Now, in an article recently published in the Journal of Colloid and Interface Science, researchers from the Institute of Industrial Science, The University of Tokyo, have carried out a series of molecular-scale simulations to uncover why ice forms more easily on surfaces than in bodies of water.
While it is common knowledge that water freezes at 0°C (32°F), water does not instantly turn into ice the moment this temperature is reached. Instead, ice crystals begin forming at tiny 'nuclei' and spread throughout the body of water in a process called nucleation. Lower temperatures promote nucleation events and hence speed up the freezing process. Although, at the microscopic level, other factors can also play a role.
"If you watch a glass of water freezing, you will notice that the ice first forms at the water–glass interface and gradually moves inward," says Gang Sun, lead author of the study. "So, it is clear that the way in which water molecules interact with surfaces is important to the nucleation process."
To understand the microscopic effects responsible for ice formation, the team employed sophisticated, state-of-the-art molecular dynamics simulations. The simulations considered many physical parameters, such as temperature and intermolecular interaction strength, but one stood out as particularly surprising.
"Most people would assume that a surface's affinity for ice dictates the nucleation pathway," explains Hajime Tanaka, senior author. "However, our simulations show that the arrangement of water molecules in the two layers closest to the surface is even more important. This structured layering promotes the formation of a low-dimensional hexagonal crystal lattice at the surface, which then propagates into the bulk."

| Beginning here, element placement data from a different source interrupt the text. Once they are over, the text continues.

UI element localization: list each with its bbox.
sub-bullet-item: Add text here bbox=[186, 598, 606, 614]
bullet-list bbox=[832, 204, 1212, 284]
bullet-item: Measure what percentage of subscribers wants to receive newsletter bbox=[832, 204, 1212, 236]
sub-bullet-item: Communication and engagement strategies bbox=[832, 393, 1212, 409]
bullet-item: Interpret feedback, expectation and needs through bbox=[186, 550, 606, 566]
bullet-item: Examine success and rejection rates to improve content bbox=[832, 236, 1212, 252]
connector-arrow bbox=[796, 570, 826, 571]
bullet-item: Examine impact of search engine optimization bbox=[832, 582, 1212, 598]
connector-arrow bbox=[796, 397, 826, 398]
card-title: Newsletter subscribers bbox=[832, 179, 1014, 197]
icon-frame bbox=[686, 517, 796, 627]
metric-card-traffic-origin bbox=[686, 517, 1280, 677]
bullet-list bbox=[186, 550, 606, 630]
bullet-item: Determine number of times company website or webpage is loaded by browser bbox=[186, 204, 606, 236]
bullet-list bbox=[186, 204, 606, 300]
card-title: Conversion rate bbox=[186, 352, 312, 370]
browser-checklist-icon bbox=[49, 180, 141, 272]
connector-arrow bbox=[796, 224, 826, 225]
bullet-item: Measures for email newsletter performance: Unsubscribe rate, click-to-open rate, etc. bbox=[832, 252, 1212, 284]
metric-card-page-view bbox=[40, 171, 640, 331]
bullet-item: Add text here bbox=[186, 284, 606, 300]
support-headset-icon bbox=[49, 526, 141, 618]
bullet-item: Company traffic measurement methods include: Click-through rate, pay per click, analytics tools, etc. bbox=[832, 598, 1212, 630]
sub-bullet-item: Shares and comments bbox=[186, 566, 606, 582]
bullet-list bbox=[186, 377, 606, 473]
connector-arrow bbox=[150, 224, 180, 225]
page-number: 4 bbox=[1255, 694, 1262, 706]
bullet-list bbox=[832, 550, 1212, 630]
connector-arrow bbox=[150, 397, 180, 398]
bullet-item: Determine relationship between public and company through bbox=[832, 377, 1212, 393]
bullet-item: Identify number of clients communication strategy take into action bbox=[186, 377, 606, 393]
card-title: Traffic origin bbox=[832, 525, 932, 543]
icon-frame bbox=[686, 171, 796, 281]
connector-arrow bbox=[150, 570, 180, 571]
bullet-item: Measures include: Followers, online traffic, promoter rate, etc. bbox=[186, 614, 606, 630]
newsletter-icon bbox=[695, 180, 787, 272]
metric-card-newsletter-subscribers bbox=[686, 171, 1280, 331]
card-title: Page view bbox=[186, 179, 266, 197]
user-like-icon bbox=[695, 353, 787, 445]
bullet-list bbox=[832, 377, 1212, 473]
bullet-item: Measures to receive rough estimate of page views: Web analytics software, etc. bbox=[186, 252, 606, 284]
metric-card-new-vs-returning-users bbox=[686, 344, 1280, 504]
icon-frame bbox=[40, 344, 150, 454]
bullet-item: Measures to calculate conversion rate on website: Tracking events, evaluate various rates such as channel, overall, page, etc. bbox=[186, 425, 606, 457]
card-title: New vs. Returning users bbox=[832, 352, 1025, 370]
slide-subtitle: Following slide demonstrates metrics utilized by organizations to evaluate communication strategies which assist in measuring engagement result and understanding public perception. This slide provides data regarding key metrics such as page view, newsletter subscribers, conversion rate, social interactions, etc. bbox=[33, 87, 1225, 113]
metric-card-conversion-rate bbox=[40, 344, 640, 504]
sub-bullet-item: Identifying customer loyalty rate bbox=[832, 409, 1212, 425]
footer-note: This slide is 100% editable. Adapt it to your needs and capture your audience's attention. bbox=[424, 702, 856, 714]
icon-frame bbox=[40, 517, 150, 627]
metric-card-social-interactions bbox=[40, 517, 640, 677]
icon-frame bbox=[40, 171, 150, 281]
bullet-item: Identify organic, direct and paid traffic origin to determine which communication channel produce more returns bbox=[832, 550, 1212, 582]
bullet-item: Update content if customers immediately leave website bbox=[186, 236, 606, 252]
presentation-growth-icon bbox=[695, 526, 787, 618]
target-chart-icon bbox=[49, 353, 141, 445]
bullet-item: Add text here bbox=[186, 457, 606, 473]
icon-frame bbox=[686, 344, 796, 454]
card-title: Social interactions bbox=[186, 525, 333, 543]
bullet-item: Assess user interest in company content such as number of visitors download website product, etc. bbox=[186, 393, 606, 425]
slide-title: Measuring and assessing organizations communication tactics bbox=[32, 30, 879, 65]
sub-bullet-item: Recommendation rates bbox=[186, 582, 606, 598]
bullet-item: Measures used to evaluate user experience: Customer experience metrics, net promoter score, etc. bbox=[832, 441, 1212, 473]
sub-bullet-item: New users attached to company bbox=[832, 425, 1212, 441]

That said, the surface's hydrophilicity (the strength with which it attracts water) remains a key factor. Excessive hydrophilicity disrupts the bilayered hexagonal ordering of water molecules, hindering nucleation. However, there is a 'Goldilocks zone' for ice formation: where the surface interaction is neither too strong nor too weak to interfere with crystallization.
This knowledge lends researchers a tool with which they could potentially control ice formation, which would be useful for anti-ice coatings and other materials. The proposed mechanism may also apply to other liquids with other tetrahedrally bonding liquids, such as silicon and carbon. This could then inform crucial fields such as climate science and semiconductor manufacturing, where the control of nucleation events has societal and economic applications.